Overall, caesarean deliveries account for about a third of births in the United States. Although much attention has recently focused on women having repeat caesarean sections, researchers with the National Institutes of Health found that nearly one-third of first-time mothers delivered that way.
That is “somewhat surprising,’’ said Dr. Jun Zhang, lead author of a study that looked at nearly 230,000 deliveries in 19 hospitals around the country. “It has consequences for future pregnancies.’’ The study was published in the American Journal of Obstetrics & Gynecology.
Many doctors and hospitals follow a policy of “once a caesarean, always a caesarean.’’
The study also suggested a link between chemically induced labor and higher likelihood of a caesarean section. Women whose labor was induced were twice as likely to have a caesarean. The authors said more research is needed to clarify whether there’s a cause-and-effect relationship.

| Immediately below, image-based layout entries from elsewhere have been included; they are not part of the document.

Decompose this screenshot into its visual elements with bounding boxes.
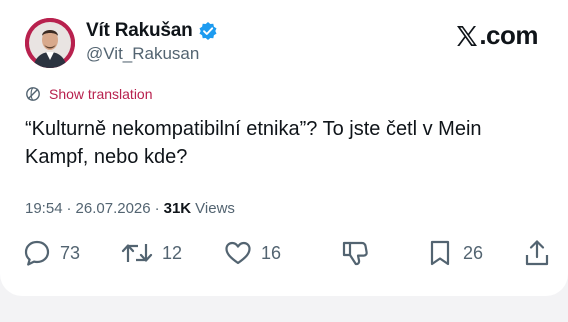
- show-translation-label[interactable]: Show translation: [49, 86, 153, 102]
- globe-icon: [25, 86, 41, 102]
- bookmark-count: 26: [463, 242, 484, 263]
- like-count: 16: [261, 242, 282, 263]
- share-button[interactable]: [522, 238, 552, 268]
- tweet-meta: 19:54 · 26.07.2026 · 31K Views: [25, 200, 235, 217]
- avatar[interactable]: [25, 18, 75, 68]
- reply-icon: [22, 238, 52, 268]
- author-name-row[interactable]: Vít Rakušan: [86, 20, 218, 42]
- display-name[interactable]: Vít Rakušan: [86, 20, 193, 42]
- show-translation-link[interactable]: Show translation: [25, 86, 153, 102]
- tweet-date[interactable]: 26.07.2026: [76, 200, 151, 217]
- thumbs-down-icon: [340, 238, 370, 268]
- share-icon: [522, 238, 552, 268]
- views-label: Views: [195, 200, 235, 217]
- repost-icon: [120, 238, 154, 268]
- tweet-text: “Kulturně nekompatibilní etnika”? To jst…: [25, 118, 482, 168]
- reply-count: 73: [60, 242, 81, 263]
- repost-button[interactable]: 12: [120, 238, 182, 268]
- avatar-photo: [25, 18, 75, 68]
- brand-label: .com: [479, 20, 538, 50]
- bookmark-button[interactable]: 26: [425, 238, 483, 268]
- x-com-brand: .com: [455, 20, 538, 51]
- meta-separator: ·: [154, 200, 160, 217]
- author-handle[interactable]: @Vit_Rakusan: [86, 44, 199, 64]
- action-bar: 73 12 16 26: [22, 238, 552, 270]
- x-logo-icon: [455, 24, 479, 48]
- tweet-card: Vít Rakušan @Vit_Rakusan .com Show trans…: [0, 0, 568, 296]
- meta-separator: ·: [66, 200, 72, 217]
- tweet-time[interactable]: 19:54: [25, 200, 63, 217]
- reply-button[interactable]: 73: [22, 238, 80, 268]
- repost-count: 12: [162, 242, 183, 263]
- verified-badge-icon: [198, 21, 218, 41]
- bookmark-icon: [425, 238, 455, 268]
- dislike-button[interactable]: [340, 238, 370, 268]
- heart-icon: [223, 238, 253, 268]
- like-button[interactable]: 16: [223, 238, 281, 268]
- views-count: 31K: [163, 200, 192, 217]
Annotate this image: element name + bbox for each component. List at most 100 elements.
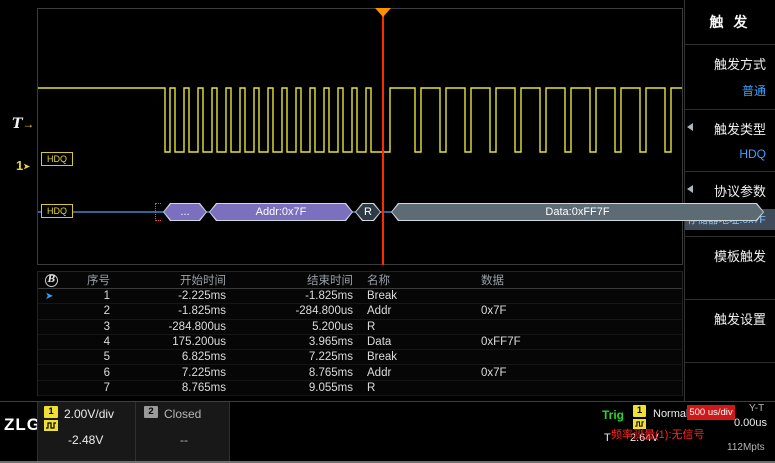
header-index: 序号 <box>68 272 110 288</box>
row-data: 0x7F <box>481 305 682 317</box>
row-index: 3 <box>68 321 110 333</box>
timebase-chip[interactable]: 500 us/div <box>687 405 735 420</box>
table-row[interactable]: ➤ 1 -2.225ms -1.825ms Break <box>38 289 682 304</box>
header-name: 名称 <box>353 272 481 288</box>
row-start-time: 175.200us <box>110 336 226 348</box>
row-name: Addr <box>353 305 481 317</box>
channel1-marker-arrow-icon: ➤ <box>23 162 30 171</box>
row-start-time: 6.825ms <box>110 351 226 363</box>
trigger-t-label: T <box>604 432 611 444</box>
channel1-offset: -2.48V <box>68 433 103 447</box>
channel1-scale[interactable]: 2.00V/div <box>64 407 114 421</box>
trigger-mode: Normal. <box>653 408 692 420</box>
header-data: 数据 <box>481 272 682 288</box>
channel-panel: 1 2.00V/div -2.48V 2 Closed -- <box>37 402 230 463</box>
channel1-zero-marker[interactable]: 1➤ <box>16 158 30 173</box>
row-end-time: 5.200us <box>226 321 353 333</box>
channel2-scale[interactable]: Closed <box>164 407 201 421</box>
channel2-number-badge[interactable]: 2 <box>144 406 158 418</box>
table-row[interactable]: 3 -284.800us 5.200us R <box>38 320 682 335</box>
trigger-source-number-badge: 1 <box>633 405 646 417</box>
trigger-menu-title: 触 发 <box>685 0 775 45</box>
menu-item-trigger-mode[interactable]: 触发方式 普通 <box>685 45 775 110</box>
trigger-level-marker[interactable]: T→ <box>12 116 34 132</box>
display-mode: Y-T <box>749 403 764 414</box>
row-index: 5 <box>68 351 110 363</box>
bus-table-icon[interactable]: B <box>45 274 58 287</box>
row-index: 6 <box>68 367 110 379</box>
frequency-warning-text: 频率测量(1):无信号 <box>611 426 705 442</box>
channel1-waveform <box>37 8 683 265</box>
row-end-time: -284.800us <box>226 305 353 317</box>
trigger-menu: 触 发 触发方式 普通 触发类型 HDQ 协议参数 存储器地址:0x7F 模板触… <box>684 0 775 401</box>
row-start-time: -2.225ms <box>110 290 226 302</box>
decode-segment-data-label: Data:0xFF7F <box>392 204 763 220</box>
decode-segment-start: ... <box>163 203 207 221</box>
row-start-time: -1.825ms <box>110 305 226 317</box>
menu-item-trigger-settings[interactable]: 触发设置 <box>685 300 775 363</box>
row-end-time: 3.965ms <box>226 336 353 348</box>
table-row[interactable]: 7 8.765ms 9.055ms R <box>38 381 682 396</box>
channel1-badge[interactable]: 1 <box>44 406 58 431</box>
zlg-logo: ZLG <box>4 415 41 435</box>
menu-item-value: HDQ <box>694 147 766 161</box>
horizontal-delay: 0.00us <box>734 417 767 429</box>
row-end-time: 9.055ms <box>226 382 353 394</box>
submenu-arrow-icon <box>687 123 693 131</box>
table-rows: ➤ 1 -2.225ms -1.825ms Break 2 -1.825ms -… <box>38 289 682 396</box>
header-end-time: 结束时间 <box>226 272 353 288</box>
row-index: 4 <box>68 336 110 348</box>
menu-item-value: 普通 <box>694 82 766 99</box>
row-index: 7 <box>68 382 110 394</box>
row-end-time: 7.225ms <box>226 351 353 363</box>
row-index: 1 <box>68 290 110 302</box>
channel1-number-badge: 1 <box>44 406 58 418</box>
table-row[interactable]: 6 7.225ms 8.765ms Addr 0x7F <box>38 365 682 380</box>
menu-item-label: 触发类型 <box>694 119 766 138</box>
frame-start-bracket <box>155 203 161 221</box>
decode-segment-addr: Addr:0x7F <box>209 203 353 221</box>
status-bar: ZLG 1 2.00V/div -2.48V 2 Closed -- Trig … <box>0 401 775 463</box>
menu-item-label: 触发设置 <box>694 309 766 328</box>
channel-panel-divider <box>135 402 136 463</box>
channel2-offset: -- <box>180 433 188 447</box>
table-row[interactable]: 5 6.825ms 7.225ms Break <box>38 350 682 365</box>
row-start-time: -284.800us <box>110 321 226 333</box>
table-row[interactable]: 2 -1.825ms -284.800us Addr 0x7F <box>38 304 682 319</box>
table-header-row: B 序号 开始时间 结束时间 名称 数据 <box>38 272 682 289</box>
trig-status-label: Trig <box>602 408 624 422</box>
row-name: R <box>353 321 481 333</box>
trigger-position-marker[interactable] <box>375 8 391 17</box>
bus-label-decode: HDQ <box>41 204 73 218</box>
row-data: 0xFF7F <box>481 336 682 348</box>
trigger-level-arrow-icon: → <box>22 117 34 131</box>
bus-label-digital: HDQ <box>41 152 73 166</box>
row-start-time: 8.765ms <box>110 382 226 394</box>
menu-item-label: 模板触发 <box>694 246 766 265</box>
decode-segment-r-label: R <box>356 204 380 220</box>
header-start-time: 开始时间 <box>110 272 226 288</box>
trigger-level-label: T <box>12 116 22 132</box>
row-name: Break <box>353 290 481 302</box>
row-selection-marker: ➤ <box>38 291 68 302</box>
menu-item-trigger-type[interactable]: 触发类型 HDQ <box>685 110 775 172</box>
row-name: R <box>353 382 481 394</box>
table-row[interactable]: 4 175.200us 3.965ms Data 0xFF7F <box>38 335 682 350</box>
decode-segment-data: Data:0xFF7F <box>391 203 764 221</box>
submenu-arrow-icon <box>687 185 693 193</box>
menu-item-label: 协议参数 <box>694 181 766 200</box>
row-index: 2 <box>68 305 110 317</box>
row-end-time: 8.765ms <box>226 367 353 379</box>
row-data: 0x7F <box>481 367 682 379</box>
trigger-position-line[interactable] <box>382 8 384 265</box>
row-name: Addr <box>353 367 481 379</box>
menu-item-label: 触发方式 <box>694 54 766 73</box>
decode-event-table: B 序号 开始时间 结束时间 名称 数据 ➤ 1 -2.225ms -1.825… <box>37 271 683 396</box>
decode-segment-addr-label: Addr:0x7F <box>210 204 352 220</box>
menu-item-template-trigger[interactable]: 模板触发 <box>685 237 775 300</box>
row-start-time: 7.225ms <box>110 367 226 379</box>
oscilloscope-ui: T→ 1➤ HDQ HDQ ... Addr:0x7F R Data:0xFF7… <box>0 0 775 463</box>
memory-depth: 112Mpts <box>727 442 765 453</box>
channel1-wave-icon <box>44 420 58 431</box>
decode-segment-start-label: ... <box>164 204 206 220</box>
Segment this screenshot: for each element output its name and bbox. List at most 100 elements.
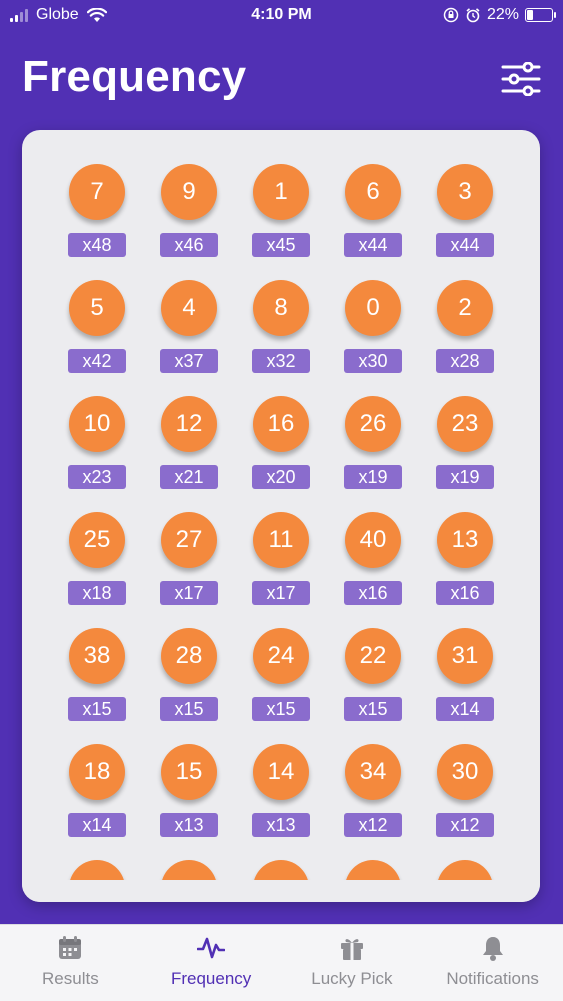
count-badge: x19 — [436, 465, 494, 489]
number-ball: 15 — [161, 744, 217, 800]
number-ball: 3 — [437, 164, 493, 220]
count-badge: x13 — [252, 813, 310, 837]
count-badge: x23 — [68, 465, 126, 489]
number-ball: 30 — [437, 744, 493, 800]
tab-notifications[interactable]: Notifications — [422, 925, 563, 1001]
count-badge: x15 — [68, 697, 126, 721]
frequency-item: 10 x23 — [51, 396, 143, 489]
number-ball: 38 — [69, 628, 125, 684]
number-ball: 22 — [345, 628, 401, 684]
number-ball: 6 — [345, 164, 401, 220]
number-ball: 8 — [253, 280, 309, 336]
frequency-item: 2 x28 — [419, 280, 511, 373]
count-badge: x21 — [160, 465, 218, 489]
alarm-icon — [466, 8, 480, 23]
tab-frequency[interactable]: Frequency — [141, 925, 282, 1001]
number-ball: 14 — [253, 744, 309, 800]
count-badge: x14 — [436, 697, 494, 721]
count-badge: x37 — [160, 349, 218, 373]
frequency-item: 7 x48 — [51, 164, 143, 257]
number-ball: 1 — [253, 164, 309, 220]
number-ball: 26 — [345, 396, 401, 452]
count-badge: x15 — [344, 697, 402, 721]
battery-level — [527, 10, 533, 20]
count-badge: x15 — [160, 697, 218, 721]
battery-percent: 22% — [486, 6, 519, 23]
count-badge: x44 — [344, 233, 402, 257]
count-badge: x17 — [160, 581, 218, 605]
sliders-icon — [501, 61, 541, 97]
frequency-item: 25 x18 — [51, 512, 143, 605]
number-ball: 4 — [161, 280, 217, 336]
number-ball: 24 — [253, 628, 309, 684]
frequency-item: 18 x14 — [51, 744, 143, 837]
bell-icon — [482, 937, 503, 961]
count-badge: x46 — [160, 233, 218, 257]
frequency-item: 16 x20 — [235, 396, 327, 489]
count-badge: x45 — [252, 233, 310, 257]
frequency-item: 11 x17 — [235, 512, 327, 605]
tab-bar: Results Frequency Lucky Pick Notificatio… — [0, 924, 563, 1001]
count-badge: x16 — [344, 581, 402, 605]
number-ball: 0 — [345, 280, 401, 336]
frequency-item: 1 x45 — [235, 164, 327, 257]
count-badge: x19 — [344, 465, 402, 489]
calendar-icon — [59, 936, 82, 959]
frequency-item: 9 x46 — [143, 164, 235, 257]
number-ball: 18 — [69, 744, 125, 800]
frequency-item: 8 x32 — [235, 280, 327, 373]
tab-frequency-label: Frequency — [170, 969, 252, 988]
frequency-item: 38 x15 — [51, 628, 143, 721]
tab-lucky-pick-label: Lucky Pick — [311, 969, 393, 988]
count-badge: x16 — [436, 581, 494, 605]
number-ball: 7 — [69, 164, 125, 220]
number-ball: 11 — [253, 512, 309, 568]
number-ball: 5 — [69, 280, 125, 336]
number-ball: 27 — [161, 512, 217, 568]
count-badge: x42 — [68, 349, 126, 373]
frequency-item: 5 x42 — [51, 280, 143, 373]
frequency-item: 3 x44 — [419, 164, 511, 257]
count-badge: x48 — [68, 233, 126, 257]
frequency-item: 14 x13 — [235, 744, 327, 837]
count-badge: x12 — [344, 813, 402, 837]
battery-icon — [525, 8, 556, 22]
frequency-item: 27 x17 — [143, 512, 235, 605]
count-badge: x17 — [252, 581, 310, 605]
number-ball: 28 — [161, 628, 217, 684]
filter-button[interactable] — [501, 61, 541, 97]
number-ball: 12 — [161, 396, 217, 452]
count-badge: x30 — [344, 349, 402, 373]
frequency-item: 26 x19 — [327, 396, 419, 489]
frequency-grid: 7 x48 9 x46 1 x45 6 x44 3 x44 5 x42 4 x37 8 x32 0 x30 2 x28… — [22, 164, 540, 902]
number-ball: 9 — [161, 164, 217, 220]
count-badge: x12 — [436, 813, 494, 837]
status-right: 22% — [443, 6, 556, 24]
frequency-item: 12 x21 — [143, 396, 235, 489]
count-badge: x20 — [252, 465, 310, 489]
frequency-item: 24 x15 — [235, 628, 327, 721]
page-title: Frequency — [22, 52, 247, 101]
frequency-item: 30 x12 — [419, 744, 511, 837]
tab-lucky-pick[interactable]: Lucky Pick — [282, 925, 423, 1001]
card-bottom-fade — [22, 880, 540, 902]
count-badge: x28 — [436, 349, 494, 373]
number-ball: 25 — [69, 512, 125, 568]
frequency-item: 22 x15 — [327, 628, 419, 721]
count-badge: x14 — [68, 813, 126, 837]
number-ball: 2 — [437, 280, 493, 336]
count-badge: x32 — [252, 349, 310, 373]
frequency-item: 4 x37 — [143, 280, 235, 373]
number-ball: 40 — [345, 512, 401, 568]
tab-results[interactable]: Results — [0, 925, 141, 1001]
number-ball: 31 — [437, 628, 493, 684]
gift-icon — [340, 939, 363, 960]
frequency-item: 6 x44 — [327, 164, 419, 257]
frequency-item: 40 x16 — [327, 512, 419, 605]
status-bar: Globe 4:10 PM 22% — [0, 0, 563, 34]
number-ball: 23 — [437, 396, 493, 452]
pulse-icon — [197, 937, 226, 959]
count-badge: x15 — [252, 697, 310, 721]
frequency-item: 13 x16 — [419, 512, 511, 605]
frequency-item: 23 x19 — [419, 396, 511, 489]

Many medical experts consider caesarean deliveries to be a major component of “overtreatment’’ in the United States.
But the trend does not appear likely to reverse. Since the mid-1990s, the caesarean section rate in the United States has risen by more than 50 percent.
The study found a variety of reasons, including heavier mothers and babies, women giving birth later in life, an increase in multiple births, and evidence that doctors may be opting for a caesarean if women have difficulties in labor’s early stages.